FROM POL AND WITH LOVE

Graeme James Crehan, aka Graeme James, is glad Wellington’s a pedestrian city. In 2012, the Palmerston North lad spent weekends busking here: singing covers, playing electric violin, and tapping his loop pedal on Cuba Street, the waterfront, the railway-station underpass. “Sometimes I slept in my car.” Moving towns, he gained loyal fans, got bar gigs locally then countrywide, and released two covers albums, with help from crowd-funder Kickstarter. He’s raised $11,000 that way for his first original album News From Nowhere, released independently, last month, with 10 “danceable-folk” tracks blending his playing of violin, guitar, bass, ukulele, piano, percussion, and his beatboxing. Four tracks featured on the NZ-Australian TV series 800 Words, while pre-released single Alive has been streamed 130,000 times, and nabbed him a 2016 finalist spot in international songwriting competition Unsigned Only. The track When You Look At Me is a duet with musician wife Zoe Crehan. “I met her busking when she stopped to jam.” The Berhampore local, 30, made the One+One music video busking on Cuba Street, where passersby young and old stopped to jam and shimmy. “It’s a tribute to the best fans in the world.” He’ll play at Meow (14 October) during a 10-centre album-release tour.

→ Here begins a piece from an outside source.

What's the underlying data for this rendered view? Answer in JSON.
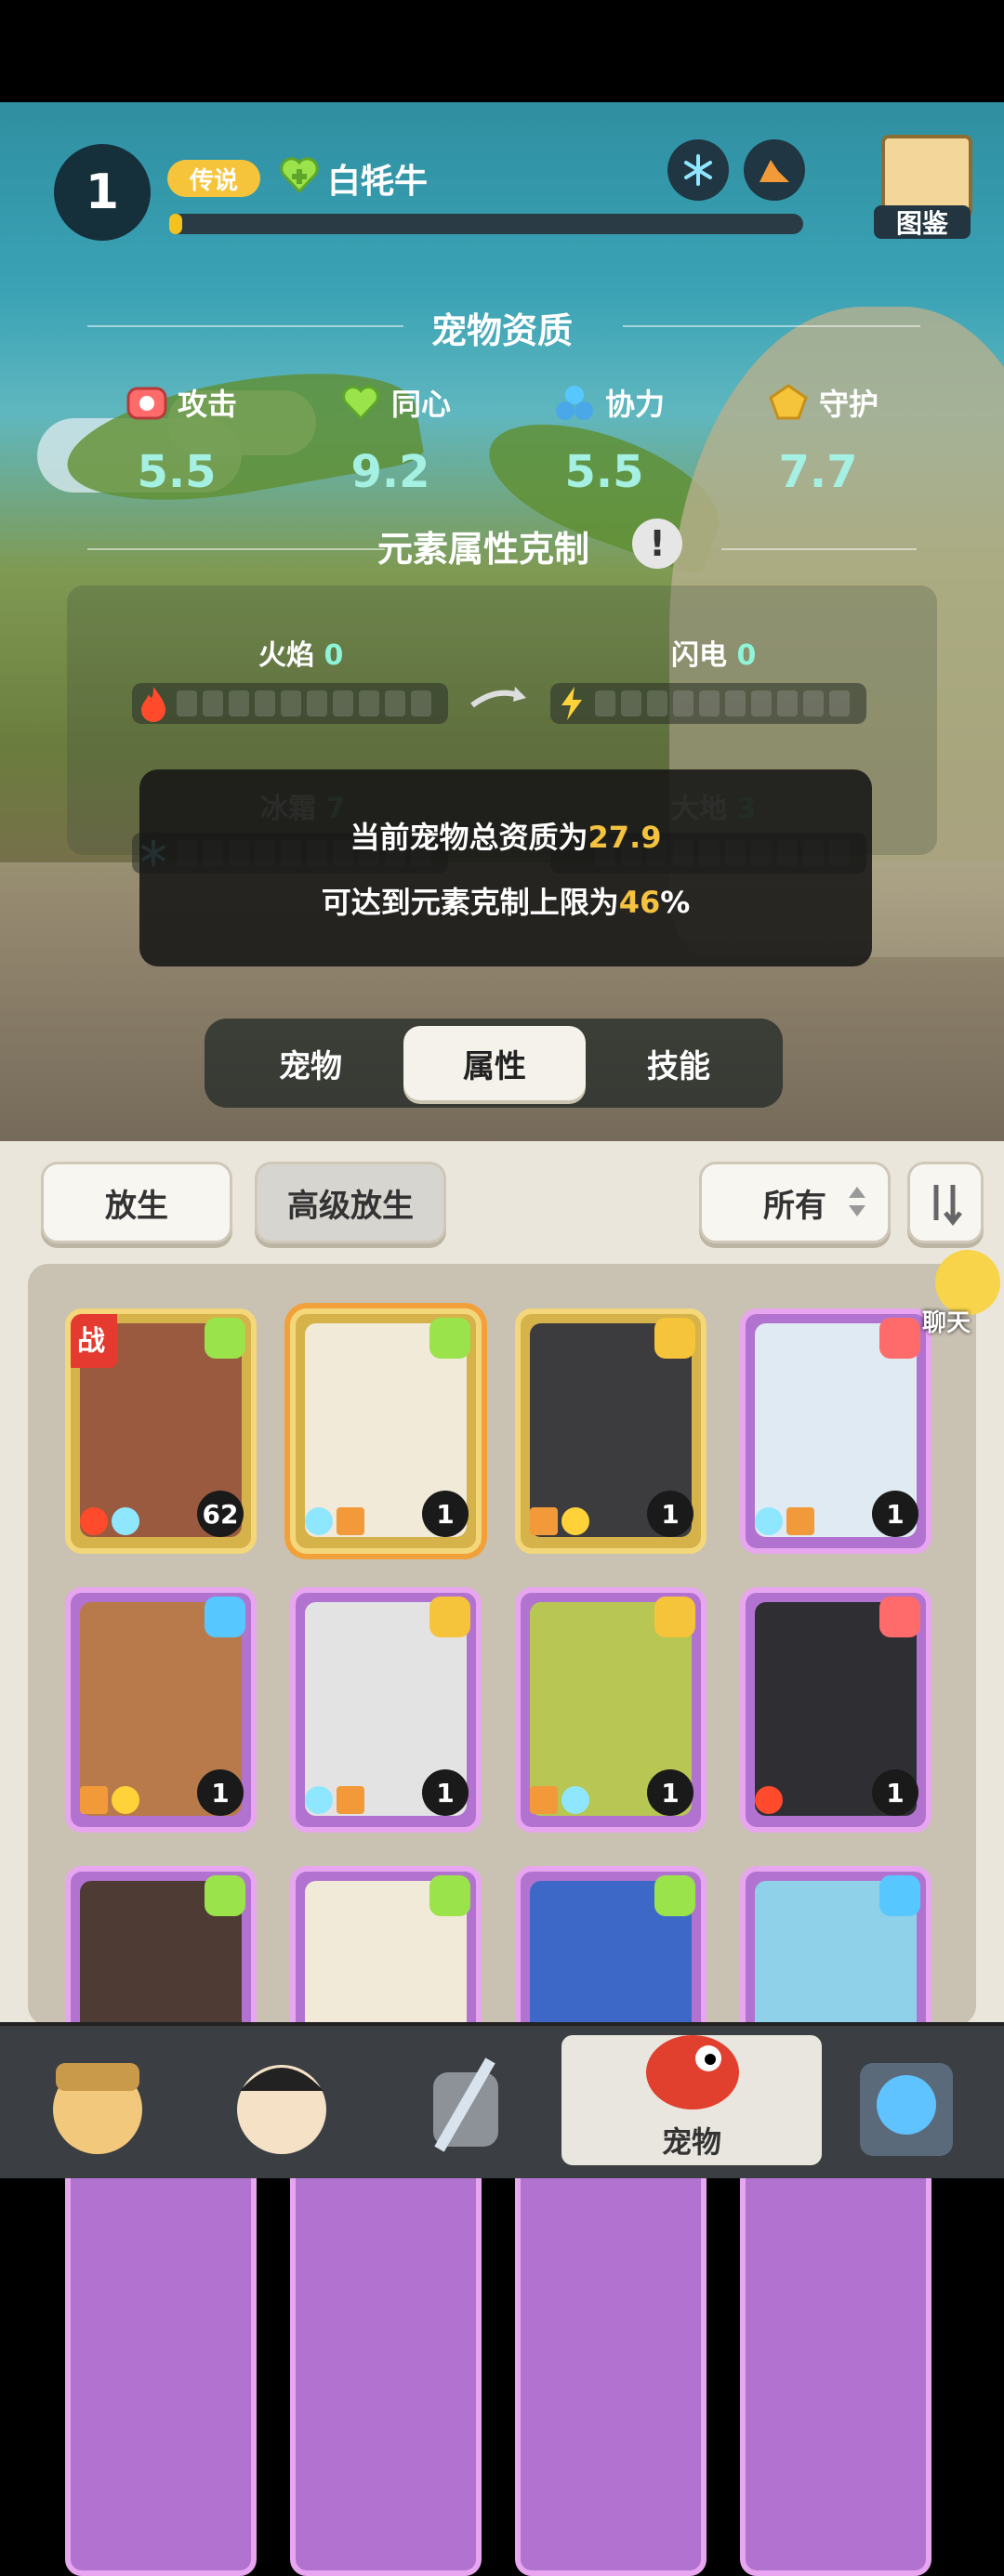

In November 1944, 733 Polish children – mostly orphans – arrived in Wellington on a troop ship with 105 caregivers. Among them were the three orphaned Lepionka brothers, who’d survived a Siberian labour camp. They settled into the Polish Children’s Camp at Pahiatua and most accepted New Zealand’s invitation to stay post-war. Zdzislaw Lepionka, who also goes by Eric, met Halina Melgies at a dance and discovered she arrived on the same boat aged 13 months (with her mother). The couple still live in Seatoun, where their four children went to “Polish school” on Saturdays to learn their home country’s language and traditions. Now their daughter Wanda Lepionka, a filmmaker who holds Polish culture dear, has set up the inaugural Wellington Polish Film Festival. Thirty films, from features and documentaries to shorts, screen at the Paramount from 30 September to 9 October. “The time was right,” Lepionka says. “Polish cinema’s come to the world’s attention, and in Poland it’s the ‘Year of Krzysztof Kieślowski' – the late, great filmmaker – so we’re screening his work.” Lepionka, once Avatar’s costume co-ordinator, co-owns CraftInc. Films with writer-director partner David Strong. The Island Bay parents-of-three, who’ve made two festival-hopping short films, write films and TV series for overseas markets.